In late November, Royal Caribbean's adult scavenger hunt, "The Quest," (sometimes known as "Crazy Quest") began appearing on select sailings. And at the time it appeared like it was coming back across the fleet: A number of people posted about the return of the interactive adult game show in an unofficial Royal Caribbean Facebook group.

It first appeared during a Wonder of the Seas transatlantic sailing.

Since, then it's appearances continue to be spotty and it has not returned on a fleetwide basis. This might not be due to any covid-related issues directly, but covid may play a role.

On some ships, Studio B, which hosts "The Quest," has been used for show rehearsals. That has been more of an issue with the trouble Royal Caribbean has had in getting new crew members onboard. And while that staffing issue has been improving, some shows may not have had full complements of performers, so using the space for rehearsal has been a continuing need.

In addition, while covid rules have gone away, covid has not, and ill cast members may force the need for more rehearsals.

Royal Caribbean has not publicly commented on when (or whether) "The Quest" will make a full comeback

Royal Caribbean Balloon Drops Are Back   

Before the pandemic, Royal Caribbean kicked off many of its cruises with a balloon drop on the Royal Promenade. That went away because it forced people to cluster as music was performed and, at midnight, balloons fell from the ceiling.

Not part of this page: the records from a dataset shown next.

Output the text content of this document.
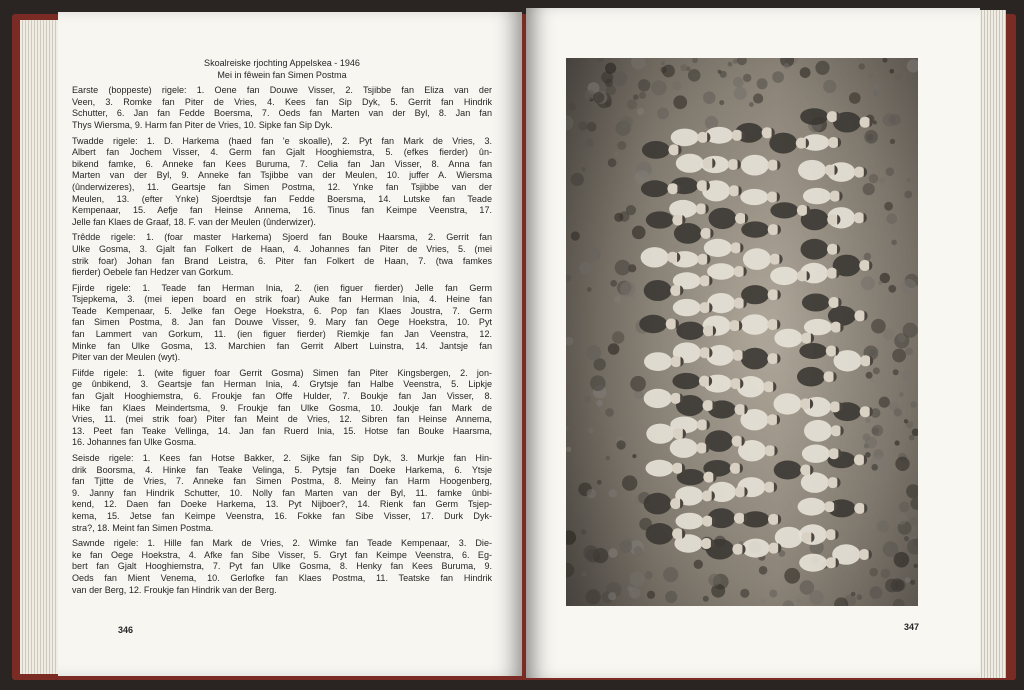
Skoalreiske rjochting Appelskea - 1946
Mei in fêwein fan Simen Postma
Earste (boppeste) rigele: 1. Oene fan Douwe Visser, 2. Tsjibbe fan Eliza van der
Veen, 3. Romke fan Piter de Vries, 4. Kees fan Sip Dyk, 5. Gerrit fan Hindrik
Schutter, 6. Jan fan Fedde Boersma, 7. Oeds fan Marten van der Byl, 8. Jan fan
Thys Wiersma, 9. Harm fan Piter de Vries, 10. Sipke fan Sip Dyk.
Twadde rigele: 1. D. Harkema (haed fan 'e skoalle), 2. Pyt fan Mark de Vries, 3.
Albert fan Jochem Visser, 4. Germ fan Gjalt Hooghiemstra, 5. (efkes fierder) ûn-
bikend famke, 6. Anneke fan Kees Buruma, 7. Celia fan Jan Visser, 8. Anna fan
Marten van der Byl, 9. Anneke fan Tsjibbe van der Meulen, 10. juffer A. Wiersma
(ûnderwizeres), 11. Geartsje fan Simen Postma, 12. Ynke fan Tsjibbe van der
Meulen, 13. (efter Ynke) Sjoerdtsje fan Fedde Boersma, 14. Lutske fan Teade
Kempenaar, 15. Aefje fan Heinse Annema, 16. Tinus fan Keimpe Veenstra, 17.
Jelle fan Klaes de Graaf, 18. F. van der Meulen (ûnderwizer).
Trêdde rigele: 1. (foar master Harkema) Sjoerd fan Bouke Haarsma, 2. Gerrit fan
Ulke Gosma, 3. Gjalt fan Folkert de Haan, 4. Johannes fan Piter de Vries, 5. (mei
strik foar) Johan fan Brand Leistra, 6. Piter fan Folkert de Haan, 7. (twa famkes
fierder) Oebele fan Hedzer van Gorkum.
Fjirde rigele: 1. Teade fan Herman Inia, 2. (ien figuer fierder) Jelle fan Germ
Tsjepkema, 3. (mei iepen board en strik foar) Auke fan Herman Inia, 4. Heine fan
Teade Kempenaar, 5. Jelke fan Oege Hoekstra, 6. Pop fan Klaes Joustra, 7. Germ
fan Simen Postma, 8. Jan fan Douwe Visser, 9. Mary fan Oege Hoekstra, 10. Pyt
fan Lammert van Gorkum, 11. (ien figuer fierder) Riemkje fan Jan Veenstra, 12.
Minke fan Ulke Gosma, 13. Marchien fan Gerrit Albert Luinstra, 14. Jantsje fan
Piter van der Meulen (wyt).
Fiifde rigele: 1. (wite figuer foar Gerrit Gosma) Simen fan Piter Kingsbergen, 2. jon-
ge ûnbikend, 3. Geartsje fan Herman Inia, 4. Grytsje fan Halbe Veenstra, 5. Lipkje
fan Gjalt Hooghiemstra, 6. Froukje fan Offe Hulder, 7. Boukje fan Jan Visser, 8.
Hike fan Klaes Meindertsma, 9. Froukje fan Ulke Gosma, 10. Joukje fan Mark de
Vries, 11. (mei strik foar) Piter fan Meint de Vries, 12. Sibren fan Heinse Annema,
13. Peet fan Teake Vellinga, 14. Jan fan Ruerd Inia, 15. Hotse fan Bouke Haarsma,
16. Johannes fan Ulke Gosma.
Seisde rigele: 1. Kees fan Hotse Bakker, 2. Sijke fan Sip Dyk, 3. Murkje fan Hin-
drik Boorsma, 4. Hinke fan Teake Velinga, 5. Pytsje fan Doeke Harkema, 6. Ytsje
fan Tjitte de Vries, 7. Anneke fan Simen Postma, 8. Meiny fan Harm Hoogenberg,
9. Janny fan Hindrik Schutter, 10. Nolly fan Marten van der Byl, 11. famke ûnbi-
kend, 12. Daen fan Doeke Harkema, 13. Pyt Nijboer?, 14. Rienk fan Germ Tsjep-
kema, 15. Jetse fan Keimpe Veenstra, 16. Fokke fan Sibe Visser, 17. Durk Dyk-
stra?, 18. Meint fan Simen Postma.
Sawnde rigele: 1. Hille fan Mark de Vries, 2. Wimke fan Teade Kempenaar, 3. Die-
ke fan Oege Hoekstra, 4. Afke fan Sibe Visser, 5. Gryt fan Keimpe Veenstra, 6. Eg-
bert fan Gjalt Hooghiemstra, 7. Pyt fan Ulke Gosma, 8. Henky fan Kees Buruma, 9.
Oeds fan Mient Venema, 10. Gerlofke fan Klaes Postma, 11. Teatske fan Hindrik
van der Berg, 12. Froukje fan Hindrik van der Berg.
346	347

Now, the cruise line has brought back the balloon drop, albeit with a twist. The drop itself is appearing on activity schedules for upcoming Royal Caribbean cruises. Immediately after it, however, the cruise line has added something new: "The Big Recycle Balloon Pickup."

Most of the dropped balloons get popped during the drop. Previously, crewmembers picked up the used balloons. Now, the cruise line has made it a "fun" passenger activity.

"Get environmentally friendly as you help us gather our 100% biodegradable balloons in recycle baskets," the cruise line shared in its app.